It’s 2015. Smartphones, tablets, and other smart devices have been sewn into the fabric of our daily lives. Because smart technologies are so common, it can be assumed that a majority of individuals are familiar with robots in some form. In terms of assistive technology, the field of robotics offers an indefinite amount of promise. This is reflected in the recent development coined “Robear,” by Japanese research institute, Riken.
Robear is a caregiver designed to help transfer individuals from their beds or wheelchairs. It is not a standard caregiver though; Robear is a bear-like robot. This machine is actually the third and latest iteration of the caregiver robot developed by Riken. According to an article on Engadget, “The first model announced in 2009 was called RIBA, followed by RIBA-II in 2011, though Riken also came out with a Pillsbury Doughboy-like model back in 2006 called RI-MAN.” Robear weighs 309 pounds, making it a lot lighter than its 507-pound predecessor. It also includes features to ensure it’s gentler and more careful while carrying patients to/from their beds or wheelchairs than the older versions.

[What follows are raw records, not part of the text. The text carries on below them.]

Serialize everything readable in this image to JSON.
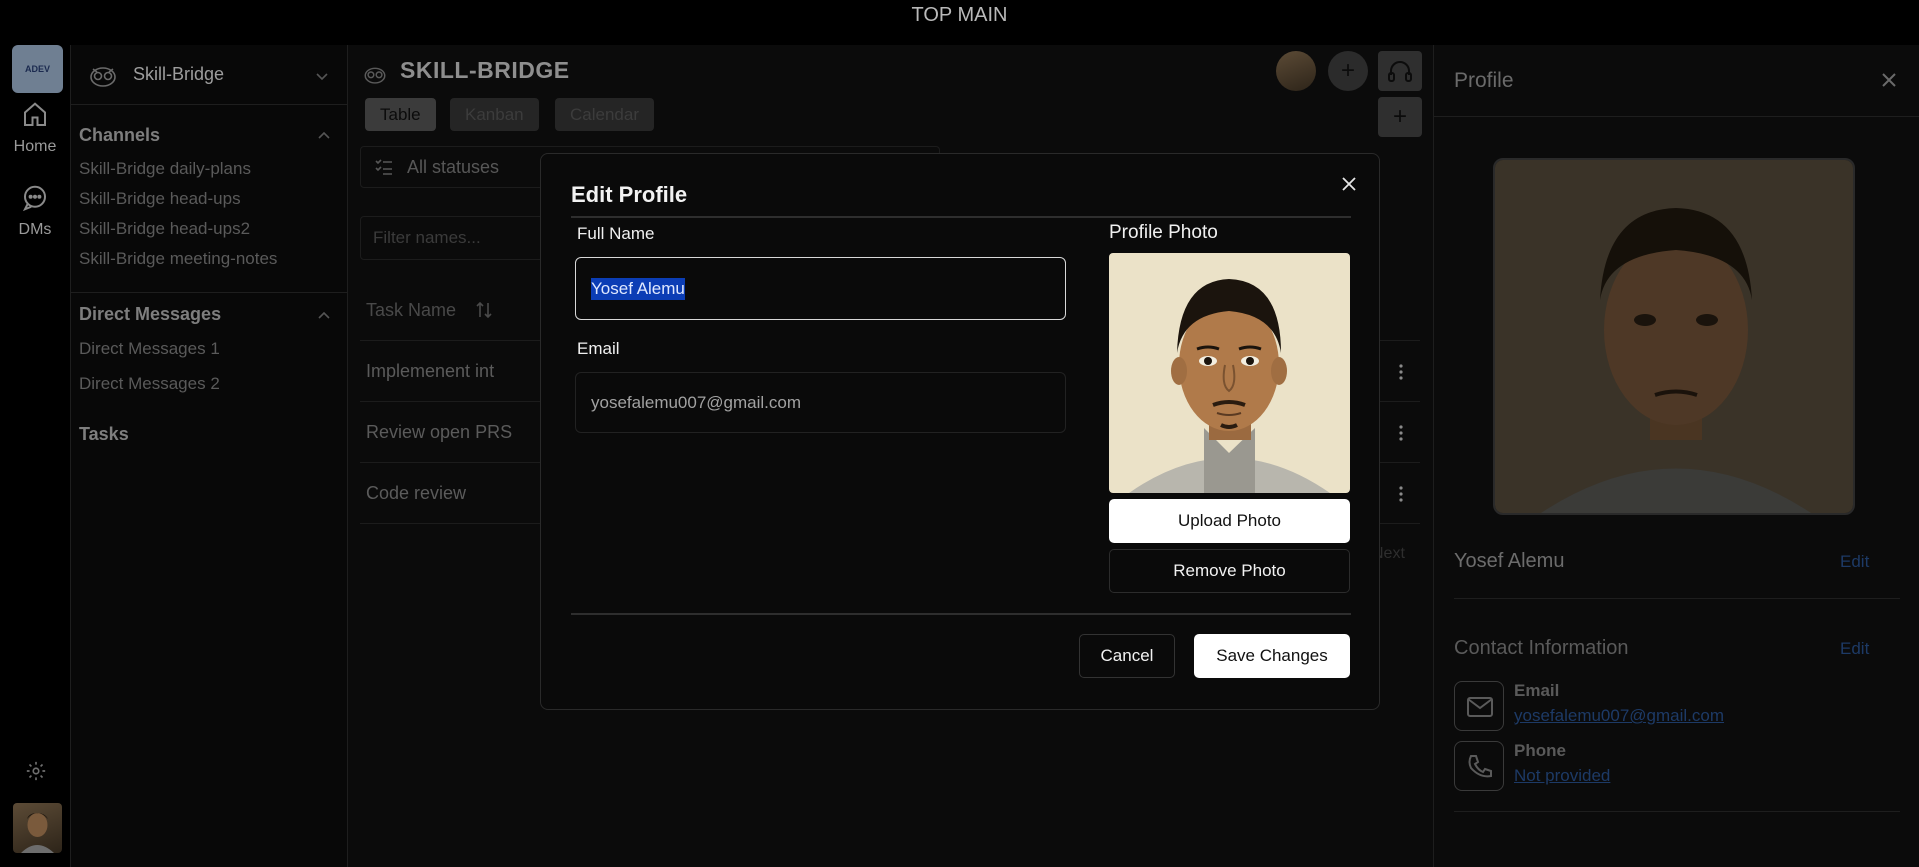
{
  "topbar": {
    "title": "TOP MAIN"
  },
  "rail": {
    "logo_text": "ADEV",
    "home_label": "Home",
    "dms_label": "DMs"
  },
  "sidebar": {
    "workspace_name": "Skill-Bridge",
    "channels_title": "Channels",
    "channels": [
      "Skill-Bridge daily-plans",
      "Skill-Bridge head-ups",
      "Skill-Bridge head-ups2",
      "Skill-Bridge meeting-notes"
    ],
    "dm_title": "Direct Messages",
    "dms": [
      "Direct Messages 1",
      "Direct Messages 2"
    ],
    "tasks_title": "Tasks"
  },
  "main": {
    "title": "SKILL-BRIDGE",
    "tabs": [
      "Table",
      "Kanban",
      "Calendar"
    ],
    "add_label": "+",
    "status_filter": "All statuses",
    "filter_placeholder": "Filter names...",
    "table_header": "Task Name",
    "rows": [
      "Implemenent int",
      "Review open PRS",
      "Code review"
    ],
    "next_label": "Next"
  },
  "panel": {
    "title": "Profile",
    "name": "Yosef Alemu",
    "edit_label": "Edit",
    "contact_title": "Contact Information",
    "email_label": "Email",
    "email_value": "yosefalemu007@gmail.com",
    "phone_label": "Phone",
    "phone_value": "Not provided"
  },
  "modal": {
    "title": "Edit Profile",
    "full_name_label": "Full Name",
    "full_name_value": "Yosef Alemu",
    "email_label": "Email",
    "email_value": "yosefalemu007@gmail.com",
    "photo_label": "Profile Photo",
    "upload_label": "Upload Photo",
    "remove_label": "Remove Photo",
    "cancel_label": "Cancel",
    "save_label": "Save Changes"
  },
  "colors": {
    "accent_link": "#1d3a66",
    "selection": "#0b3db5"
  }
}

Specifically, it includes actuator units with a very low gear ratio, allowing the joints to move very quickly and precisely, and allowing backdrivability, meaning that the force encountered by the actuators as they perform their tasks can be quickly fed back into the system, allowing softer movement. It also incorporates three types of sensors, including torque sensors and Smart Rubber capacitance-type tactile sensors made entirely of rubber, which allow for gentle movements, ensuring that the robot can perform power-intensive tasks such as lifting patients without endangering them.
The goal of the project is to help individuals, especially the elderly, regain some independence. It would do so by giving said individuals the ability to move around the house without depending on another person.
For now, Robear is only a research project. Riken and its partners continue to improve it’s technology, reduce its weight, and ensure its safety.